Jed at Webstart donnelley1 at webstart.com
Mon Jun 19 15:50:23 EDT 2006


At 07:12 PM 6/18/2006, Karp, Alan H wrote:
>Jed wrote:
> >
> > Right, but remember what the basic point is that we're trying to get
> > at (if I have this right), namely the added value that comes from
> > using a POLA (e.g. almost necessarily "capability") approach to
> > authorization rather than "ambient authority" (users, groups, etc.).
> >
>And there's the disconnect.  I use the Solitaire example in my Polaris
>talk.  Polaris uses ACLs, userids, groups, and all that junk.  I'm just
>getting the audience to recognize that the fundamental problem is that
>we give all our authority to every program we run.
>_________________________
>Alan Karp

Good.  Got it.  I think that David Wagner's presentation was more directly
focusing on capabilities.  For that presentation (that I, and perhaps others
may steal from in the future) I believe some of my suggestions pointing
out problems with "ambient authority" models (programs dealing with
authorities in terms of "users" - directly and as deputies) vs. the capability
model are relevant, in fact vital - the main point.

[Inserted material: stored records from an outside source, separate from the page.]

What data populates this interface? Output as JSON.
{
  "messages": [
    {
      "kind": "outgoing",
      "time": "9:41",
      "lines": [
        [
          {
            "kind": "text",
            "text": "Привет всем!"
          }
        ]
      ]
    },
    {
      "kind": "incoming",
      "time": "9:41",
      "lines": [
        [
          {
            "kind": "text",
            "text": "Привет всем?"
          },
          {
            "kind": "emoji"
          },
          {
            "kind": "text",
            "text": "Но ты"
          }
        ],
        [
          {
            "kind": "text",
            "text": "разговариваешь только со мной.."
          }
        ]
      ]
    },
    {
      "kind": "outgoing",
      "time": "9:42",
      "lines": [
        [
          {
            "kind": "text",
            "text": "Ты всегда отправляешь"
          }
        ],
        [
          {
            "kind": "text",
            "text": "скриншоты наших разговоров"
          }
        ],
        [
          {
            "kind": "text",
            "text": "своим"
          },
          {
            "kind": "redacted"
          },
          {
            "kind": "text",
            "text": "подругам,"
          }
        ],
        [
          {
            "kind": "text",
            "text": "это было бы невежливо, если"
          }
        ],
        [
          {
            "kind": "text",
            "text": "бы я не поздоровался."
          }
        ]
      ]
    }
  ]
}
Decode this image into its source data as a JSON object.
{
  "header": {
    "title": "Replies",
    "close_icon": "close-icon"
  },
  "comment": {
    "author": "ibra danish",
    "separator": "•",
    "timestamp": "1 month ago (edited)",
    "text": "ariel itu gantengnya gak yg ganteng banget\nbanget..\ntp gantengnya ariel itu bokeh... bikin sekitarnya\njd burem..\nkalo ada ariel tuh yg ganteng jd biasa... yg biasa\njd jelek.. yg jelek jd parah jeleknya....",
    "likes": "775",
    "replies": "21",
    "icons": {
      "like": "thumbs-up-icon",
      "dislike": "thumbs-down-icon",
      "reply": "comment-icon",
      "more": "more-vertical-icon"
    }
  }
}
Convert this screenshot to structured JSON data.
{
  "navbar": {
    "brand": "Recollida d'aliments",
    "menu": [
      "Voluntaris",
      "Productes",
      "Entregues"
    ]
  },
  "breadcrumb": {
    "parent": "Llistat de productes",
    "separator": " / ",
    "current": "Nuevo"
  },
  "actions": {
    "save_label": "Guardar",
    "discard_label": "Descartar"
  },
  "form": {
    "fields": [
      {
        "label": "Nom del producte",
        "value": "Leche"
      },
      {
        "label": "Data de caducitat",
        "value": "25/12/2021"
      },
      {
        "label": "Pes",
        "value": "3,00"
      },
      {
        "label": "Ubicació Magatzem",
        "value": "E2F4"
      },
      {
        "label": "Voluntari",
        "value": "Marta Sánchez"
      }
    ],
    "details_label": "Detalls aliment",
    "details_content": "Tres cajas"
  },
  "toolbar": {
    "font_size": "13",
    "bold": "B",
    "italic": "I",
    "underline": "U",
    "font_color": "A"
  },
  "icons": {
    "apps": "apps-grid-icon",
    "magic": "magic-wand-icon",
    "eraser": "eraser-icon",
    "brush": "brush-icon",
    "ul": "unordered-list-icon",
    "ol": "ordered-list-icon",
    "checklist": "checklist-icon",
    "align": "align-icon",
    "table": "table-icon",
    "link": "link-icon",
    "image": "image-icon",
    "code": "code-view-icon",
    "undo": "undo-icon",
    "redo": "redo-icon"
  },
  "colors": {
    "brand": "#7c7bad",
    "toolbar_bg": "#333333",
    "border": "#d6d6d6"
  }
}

David W.'s interests seem to focus on language implementations of
capabilities.  For a presentation with that focus I think the later part
of his presentation, particularly is appropriate.  For a general discussion
of:

"Object Capabilities for Security"

(the title of his presentation), however, I believe one must directly face
the question of:

"Object Capabilities" vs. what?

That is, what are the alternatives to using object capabilities, and how
does using object capabilities compare with the alternatives?  I believe
really the only alternative is what we refer to as the "ambient authority"
model.  Namely the model in which programs run as "user"s.  There
are a variety of means for adjusting authorities of users within such a
model (e.g. file access bits, ACLs, etc.), but they all come down to
essentially the same thing, namely programs running as users and
trying to manipulate authorities in that context.

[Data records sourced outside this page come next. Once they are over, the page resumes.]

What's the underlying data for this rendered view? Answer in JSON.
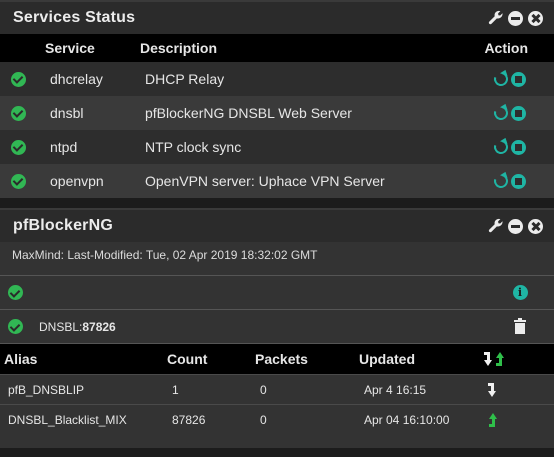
{
  "services": {
    "title": "Services Status",
    "columns": {
      "service": "Service",
      "description": "Description",
      "action": "Action"
    },
    "rows": [
      {
        "name": "dhcrelay",
        "description": "DHCP Relay"
      },
      {
        "name": "dnsbl",
        "description": "pfBlockerNG DNSBL Web Server"
      },
      {
        "name": "ntpd",
        "description": "NTP clock sync"
      },
      {
        "name": "openvpn",
        "description": "OpenVPN server: Uphace VPN Server"
      }
    ]
  },
  "pfblocker": {
    "title": "pfBlockerNG",
    "maxmind": "MaxMind: Last-Modified: Tue, 02 Apr 2019 18:32:02 GMT",
    "dnsbl_label": "DNSBL:",
    "dnsbl_count": "87826",
    "columns": {
      "alias": "Alias",
      "count": "Count",
      "packets": "Packets",
      "updated": "Updated"
    },
    "rows": [
      {
        "alias": "pfB_DNSBLIP",
        "count": "1",
        "packets": "0",
        "updated": "Apr 4 16:15",
        "icon": "arrow-down-icon"
      },
      {
        "alias": "DNSBL_Blacklist_MIX",
        "count": "87826",
        "packets": "0",
        "updated": "Apr 04 16:10:00",
        "icon": "arrow-up-icon"
      }
    ]
  },
  "colors": {
    "status_ok": "#31b754",
    "action": "#1fb5a4",
    "arrow_up": "#2fbf4a"
  }
}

Even the people who continue to cling to the bogus notion that
capabilities are rows and ACLs are columns representing the
same thing (completely ignoring the dynamics of the situation
and the capabilities deal with domains on a process or thread
basis vs. the human user with the ACL or user/group/other
read/write/execute approaches - as noted in the Capability Myths
Demolished paper) need to be confronted with the value
capabilities bring to the table vs. the ambient authority model
which includes ACLs (except when implementing capabilities as:
http://www.webstart.com/jed/papers/Managing-Domains/#s10 ).

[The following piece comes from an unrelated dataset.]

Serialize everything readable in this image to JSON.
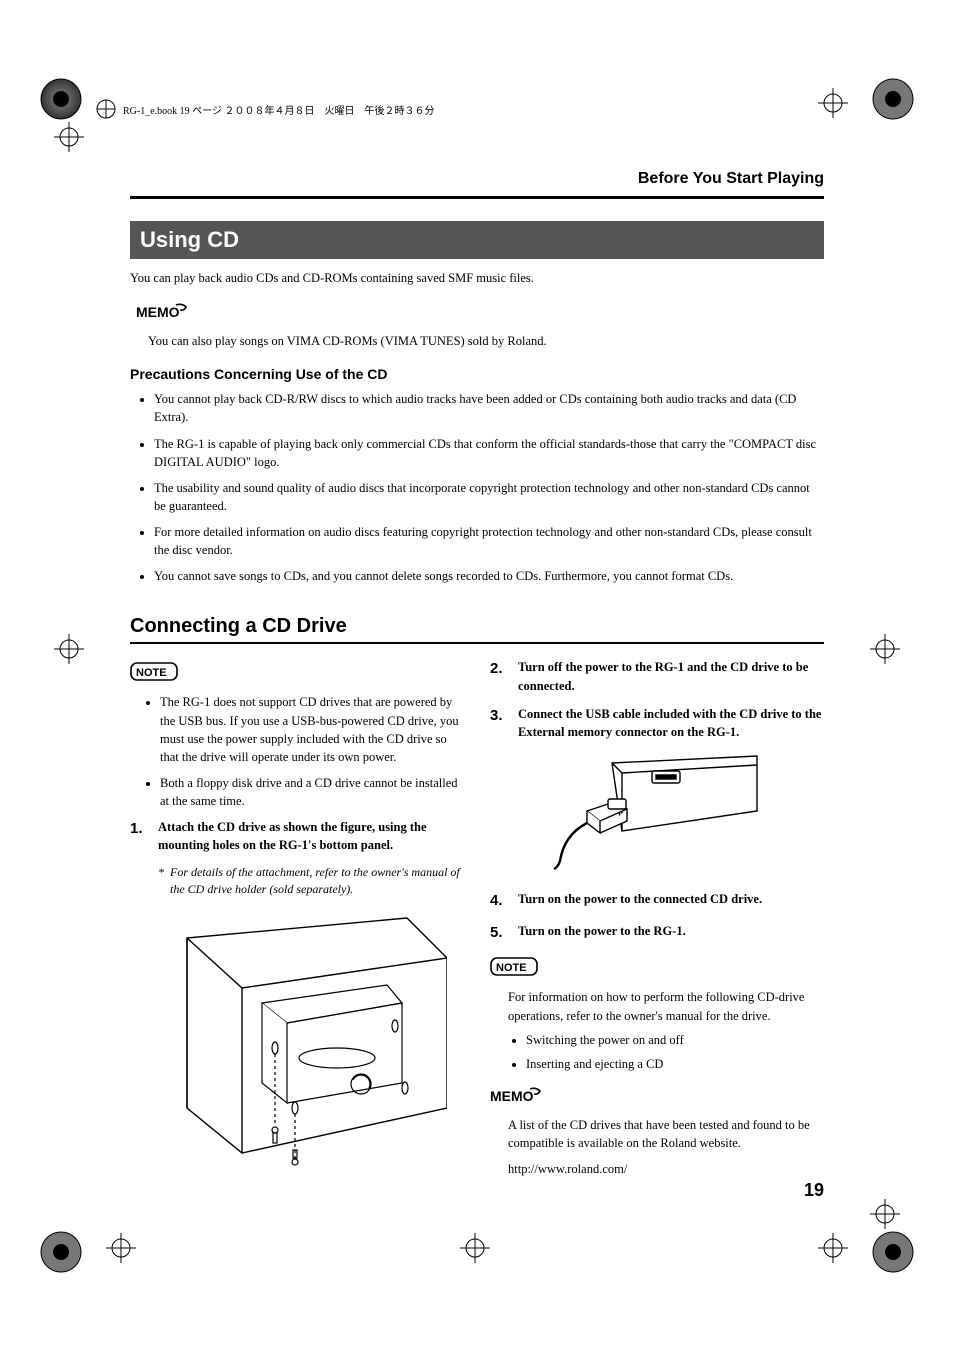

I believe it's important for us on this list (at least) to have quite a clear
picture of what the trade-offs are between these two models, regardless
of whether we are considering the contrasts at the language, the
OS (e.g. classical c-lists), or the network (e.g. YURLs, capabilities
as data) levels.

I believe David's presentation is a useful contribution to clarifying
these tradeoffs.  I guess I was just trying to make suggestions that
would "tune" it to deal with this most general context of a comparison
between object capabilities and the alternative.